I'm trying to get a page, but it's blocked by Cloudflare.

Maybe I need to keep the connection open for 5 seconds, but how do I do this?

I tried to use `keep_alive => 1`, but how to set the time?

use HTTP::Cookies; my $cookie_jar = HTTP::Cookies->new( file => "lwp_cookies.dat", autosave => 1, ); use LWP; my $browser = LWP::UserAgent->new( keep_alive => 1, ); $browser->cookie_jar($cookie_jar); my $response = $browser->get('https://bittrex.com/'); if ($response->is_success) { print "1:" . $response->content; } else { print "2:" . $response->status_line; }

Replies are listed 'Best First'.
Re: LWP and Cloudflare
by marto (Cardinal) on Nov 13, 2017 at 15:35 UTC

    Why aren't you using their api?

      I'm using API, now I need access to the page.

        That's against their terms, the API docs linked to state "If you have any questions, feedback or recommendation for API support you can post a question in our support center". If there's something you want that the API does not do, ask them for it.

Re: LWP and Cloudflare
by holli (Abbot) on Nov 13, 2017 at 16:50 UTC
    Try setting the User-Agent string to something a real browser sends, e.g. Mozilla/5.0 (Windows NT 10.0; Win64; x64) AppleWebKit/537.36 (KHTML, like Gecko) Chrome/61.0.3163.100 Safari/537.36.

    That's usually enough to get around such "blockades".

    Edit: Tried that, getting a 503 now. I also noticed the site is protected by Cloudflare. Now you enter dangerous waters.

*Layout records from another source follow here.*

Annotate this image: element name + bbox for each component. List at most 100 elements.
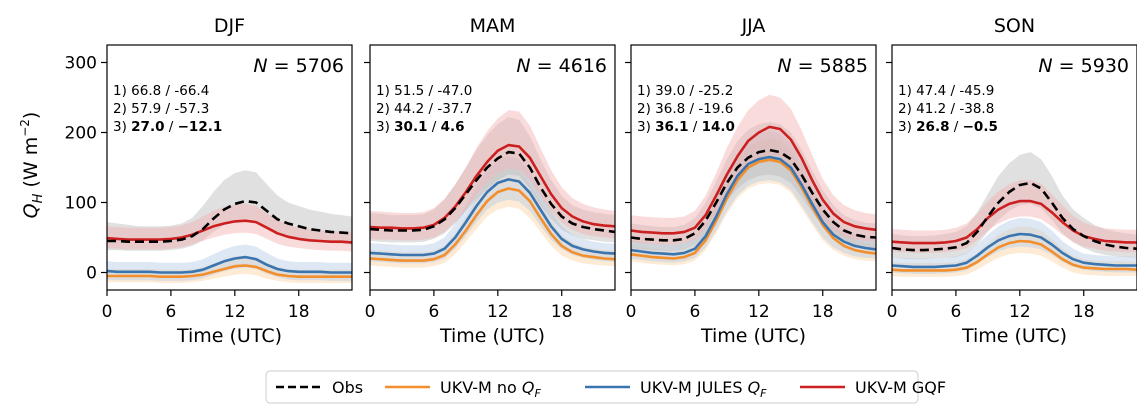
plot-area: [892, 152, 1137, 277]
panel-frame: [106, 44, 353, 291]
legend-label-noqf: UKV-M no QF: [440, 378, 541, 400]
panel-title: JJA: [741, 15, 766, 37]
stat-line-1: 1) 39.0 / -25.2: [637, 83, 733, 99]
plot-area: [631, 94, 876, 266]
band-obs: [370, 117, 615, 243]
legend-item-jules: UKV-M JULES QF: [585, 378, 767, 400]
y-tick-label: 200: [65, 124, 97, 144]
y-tick-label: 300: [65, 54, 97, 74]
y-tick-label: 100: [65, 194, 97, 214]
x-tick-label: 18: [1073, 302, 1095, 322]
line-gqf: [631, 125, 876, 235]
plot-area: [370, 110, 615, 268]
panel-title: MAM: [470, 15, 516, 37]
band-noqf: [370, 168, 615, 268]
legend-label-jules: UKV-M JULES QF: [640, 378, 767, 400]
stat-line-2: 2) 36.8 / -19.6: [637, 101, 733, 117]
line-noqf: [370, 187, 615, 262]
y-label-q: Q: [20, 203, 42, 218]
x-axis-label: Time (UTC): [700, 325, 806, 347]
stat-line-3: 3) 30.1 / 4.6: [376, 119, 465, 135]
stat-line-1: 1) 51.5 / -47.0: [376, 83, 472, 99]
stat-line-2: 2) 44.2 / -37.7: [376, 101, 472, 117]
plot-area: [107, 170, 352, 283]
x-axis-label: Time (UTC): [176, 325, 282, 347]
legend-jules-text: UKV-M JULES: [640, 378, 748, 397]
panel-djf: DJF N = 5706 1) 66.8 / -66.4 2) 57.9 / -57.…: [65, 15, 353, 347]
y-label-q-sub: H: [31, 193, 46, 203]
x-tick-label: 6: [428, 302, 439, 322]
panel-title: DJF: [214, 15, 245, 37]
line-noqf: [631, 158, 876, 260]
legend-noqf-q: Q: [522, 378, 535, 397]
stat-line-3: 3) 27.0 / −12.1: [113, 119, 222, 135]
x-tick-label: 18: [551, 302, 573, 322]
x-tick-label: 12: [748, 302, 770, 322]
n-label: N = 5706: [253, 55, 344, 77]
x-tick-label: 0: [102, 302, 113, 322]
line-noqf: [107, 264, 352, 278]
stat-line-2: 2) 41.2 / -38.8: [898, 101, 994, 117]
legend: Obs UKV-M no QF UKV-M JULES QF UKV-M GQF: [265, 370, 946, 404]
legend-item-gqf: UKV-M GQF: [800, 378, 946, 397]
line-jules: [631, 155, 876, 256]
legend-jules-q-sub: F: [760, 387, 767, 400]
panel-jja: JJA N = 5885 1) 39.0 / -25.2 2) 36.8 / -19.…: [625, 15, 877, 347]
x-tick-label: 18: [288, 302, 310, 322]
band-gqf: [892, 180, 1137, 253]
x-axis-label: Time (UTC): [961, 325, 1067, 347]
line-gqf: [370, 143, 615, 230]
band-gqf: [631, 94, 876, 245]
legend-item-obs: Obs: [276, 378, 363, 397]
panel-frame: [630, 44, 877, 291]
line-jules: [892, 232, 1137, 269]
y-label-units: (W m: [20, 137, 42, 188]
line-obs: [107, 199, 352, 243]
x-tick-label: 6: [950, 302, 961, 322]
legend-noqf-text: UKV-M no: [440, 378, 522, 397]
y-label-close: ): [20, 112, 42, 119]
x-axis-label: Time (UTC): [439, 325, 545, 347]
panel-frame: [369, 44, 616, 291]
stat-line-3: 3) 36.1 / 14.0: [637, 119, 735, 135]
line-obs: [892, 181, 1137, 252]
y-axis-label: QH (W m−2): [18, 112, 46, 219]
line-obs: [631, 148, 876, 242]
line-obs: [370, 150, 615, 234]
stat-line-3: 3) 26.8 / −0.5: [898, 119, 998, 135]
x-tick-label: 0: [365, 302, 376, 322]
legend-noqf-q-sub: F: [534, 387, 541, 400]
line-jules: [107, 255, 352, 274]
legend-label-obs: Obs: [332, 378, 363, 397]
line-jules: [370, 178, 615, 257]
x-tick-label: 0: [887, 302, 898, 322]
y-label-exponent: −2: [18, 119, 32, 137]
stat-line-1: 1) 66.8 / -66.4: [113, 83, 209, 99]
x-tick-label: 6: [689, 302, 700, 322]
legend-label-gqf: UKV-M GQF: [855, 378, 946, 397]
stat-line-1: 1) 47.4 / -45.9: [898, 83, 994, 99]
x-tick-label: 18: [812, 302, 834, 322]
line-gqf: [892, 199, 1137, 245]
y-tick-label: 0: [86, 264, 97, 284]
legend-item-noqf: UKV-M no QF: [385, 378, 541, 400]
panel-frame: [891, 44, 1137, 291]
x-tick-label: 0: [626, 302, 637, 322]
panel-title: SON: [994, 15, 1035, 37]
line-gqf: [107, 219, 352, 244]
n-label: N = 5885: [777, 55, 868, 77]
band-obs: [631, 122, 876, 251]
line-noqf: [892, 239, 1137, 272]
x-tick-label: 12: [487, 302, 509, 322]
panels: DJF N = 5706 1) 66.8 / -66.4 2) 57.9 / -57.…: [65, 15, 1137, 347]
band-noqf: [892, 226, 1137, 277]
n-label: N = 4616: [516, 55, 607, 77]
band-obs: [107, 170, 352, 251]
stat-line-2: 2) 57.9 / -57.3: [113, 101, 209, 117]
x-tick-label: 12: [1009, 302, 1031, 322]
legend-jules-q: Q: [748, 378, 761, 397]
n-label: N = 5930: [1038, 55, 1129, 77]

    While Terms of Use apply only to users that agreed to the terms (read: who are logged in), it's ok to scrape a site even if they don't want you too. Bypassing cloudflare and similar measures however is outright hacking and illegal in most places.


    holli

    You can lead your users to water, but alas, you cannot drown them.